Die Werke von Ja’far al-Sa’iq, die unsere Zeit erreicht haben, sind die folgenden: 1. Miṣbāḥ al-sharīʿa wa miftāḥ al-ḥaḳīḳa. Verschiedene Manuskriptexemplare dieses Werks, das in 100 Kapiteln die religiösen und ethischen Sprüche von Jaʿfar al-Sādiq behandelt, befinden sich im Britischen Museum und in den Bibliotheken der Universität von Mashhad und der Osmāniya-Universität von Hyderābād. Das Buch wurde in Delhi (1856), Tabriz (1278) und Teheran (1314) veröffentlicht, und wurde auch von Hasan al-Mustafavî mit seiner persischen Übersetzung und seinem Kommentar herausgegeben.
2. tafsīr al-Ḳurʾān. Die älteste Abschrift dieses Werkes stammt aus dem X. Jahrhundert und es gibt Manuskripte in den Bibliotheken von Bankipûr, Bohâr und Aligarh.
3. das Kitāb al-Jafr, auch bekannt als al-Ḫāfiya fi al-jafr, al-Ḫāfiya fī ʿilmi al-ḥurūf oder al-Ḫāfiya, dessen handschriftliche Kopien sich im Britischen Museum, in den Bibliotheken von Alexandria al-Mektebet al-baladiyya, Dār al-kutūb al-Misriyya (Tal’at), Suleymaniye (Cārullah) und Köprülü befinden.
4. İḫtilācü’l-aʿżāʾ. Die Manuskripte dieses Werkes, das über das Zittern der menschlichen Organe und die dadurch verursachten Krankheiten berichtet, befinden sich in der Staatsbibliothek Berlin und in den Bibliotheken von Gotha, Topkapı (Ahmed III.) und Kastamonu.
5. heyākil al-nūr (al-Sebʿa). Zwei Exemplare dieses Werkes, in dem ein Talisman erwähnt wird, befinden sich in der Bibliothèque Nationale und der Cambridge University Library.
6. esrār al-vaḥy. Dies ist eine kleine Abhandlung, von der sich zwei Manuskripte in der Suleymaniye Bibliothek befinden (Hamidiye und Hasan Hüsnü Paşa), und die im X. und XIII Jahrhundert kopiert wurde.
7. Ḫavāṣṣ al-Ḳurʾānī al-ʿaẓīm. Ein Manuskript dieses Traktats, von dem bekannt ist, dass es im IV. und XI. Jahrhundert kopiert wurde, befindet sich in Dār al-kutūb al-Zāhiriyya.
8. das Kitāb al-Tawḥīd wa’l-ihlīlja. Dieses Werk, überliefert von Mufaddal b. ‚Umar, ist auch als Tawḥīd al-Mufaḍḍal bekannt. Das Werk, von dem es mehrere Exemplare in den Bibliotheken von Mashhad, Tabriz und Kâzımiye gibt, wurde 1329 in Istanbul unter dem Titel Kitāb al-Tawḥīd wa’l-adīl wa’t-tedbīr gedruckt und 1065 (1654) von Fakhr al-Dīn al-Turkistānī ins Persische übersetzt.
9. risālat al-waṣāyā wa’l-fuṣūl.
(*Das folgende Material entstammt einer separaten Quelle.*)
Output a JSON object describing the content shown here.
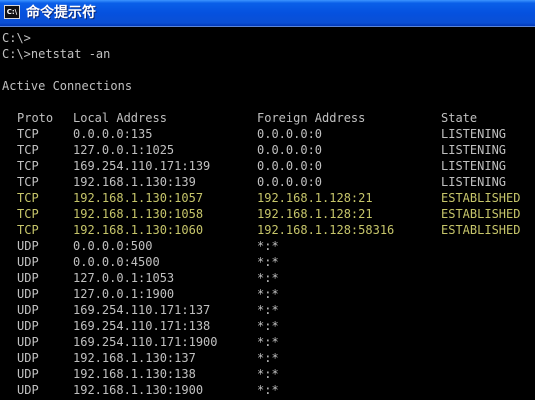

Es bezieht sich auf die Chemie und ist auch als Risāla fī ʿilmi’ṣ-ṣināʿa wa’l-ḥajeri al-mukarram bekannt. Das Traktat, von dem es Manuskriptkopien in den Bibliotheken von Nuruosmaniye, Râmpûr und Aleppo gibt, wurde von J. Ruska zusammen mit seiner deutschen Übersetzung veröffentlicht (Heidelberg 1924).
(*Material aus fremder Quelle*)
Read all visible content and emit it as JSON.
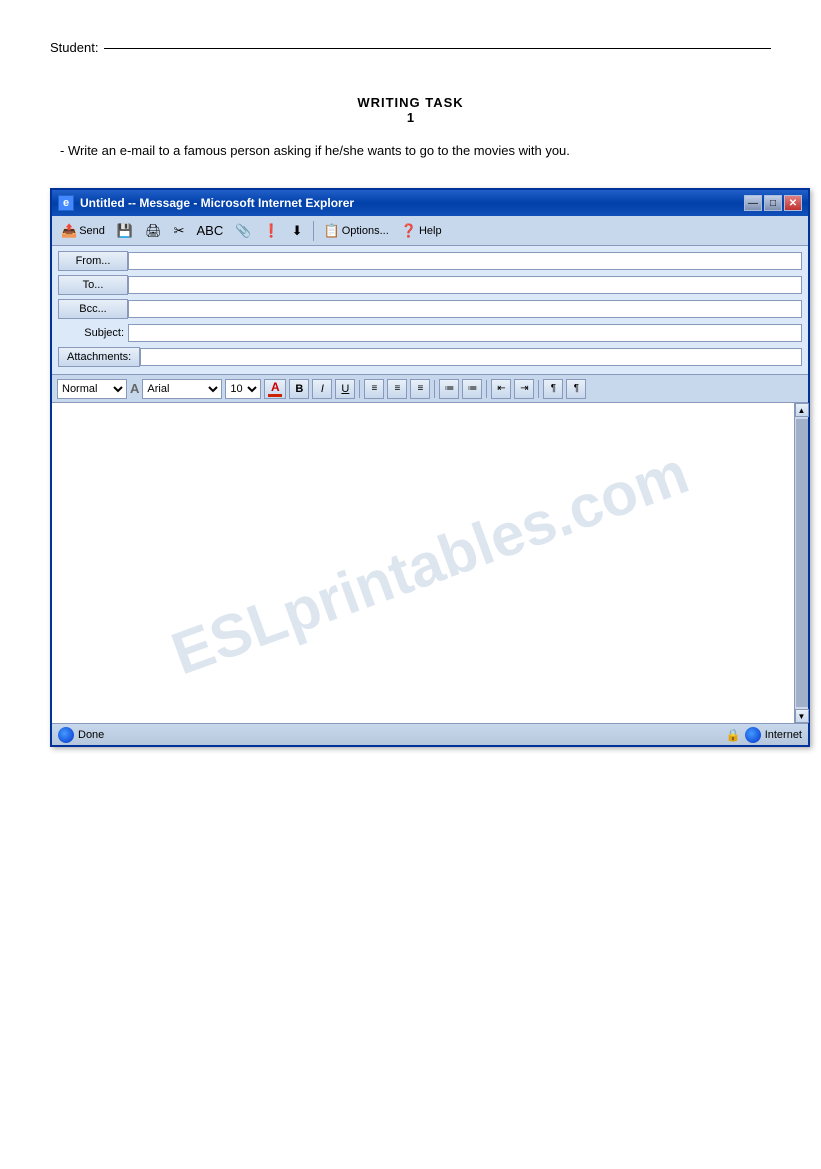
{
  "page": {
    "student_label": "Student:",
    "writing_task": {
      "title": "WRITING TASK",
      "number": "1",
      "instruction": "- Write an e-mail to a famous person asking if he/she wants to go to the movies with you."
    }
  },
  "email_window": {
    "title_bar": {
      "icon": "e",
      "title": "Untitled -- Message - Microsoft Internet Explorer",
      "minimize": "—",
      "maximize": "□",
      "close": "✕"
    },
    "toolbar": {
      "send_label": "Send",
      "options_label": "Options...",
      "help_label": "Help"
    },
    "form": {
      "from_btn": "From...",
      "to_btn": "To...",
      "bcc_btn": "Bcc...",
      "subject_label": "Subject:",
      "attachments_label": "Attachments:",
      "from_value": "",
      "to_value": "",
      "bcc_value": "",
      "subject_value": "",
      "attachments_value": ""
    },
    "format_toolbar": {
      "style_value": "Normal",
      "font_value": "Arial",
      "size_value": "10",
      "bold": "B",
      "italic": "I",
      "underline": "U"
    },
    "watermark": "ESLprintables.com",
    "status": {
      "done_label": "Done",
      "internet_label": "Internet"
    }
  }
}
10. duʿāʾ al-jawshān. Ein Exemplar dieses Traktats, das nur wenige Bände umfasst, wurde im elften Jahrhundert eingeschrieben und wird in der Bibliothèque Nationale aufbewahrt.
Neben all diesen Werken werden auch die Buyruk-Manuskripte, die bei den Aleviten weit verbreitet sind, als von Imam Ja’far verfasst angesehen. Diese Werke, die sich mit der Beziehung zwischen Murshid und Talip befassen, sind die wichtigste schriftliche Quelle der Aleviten.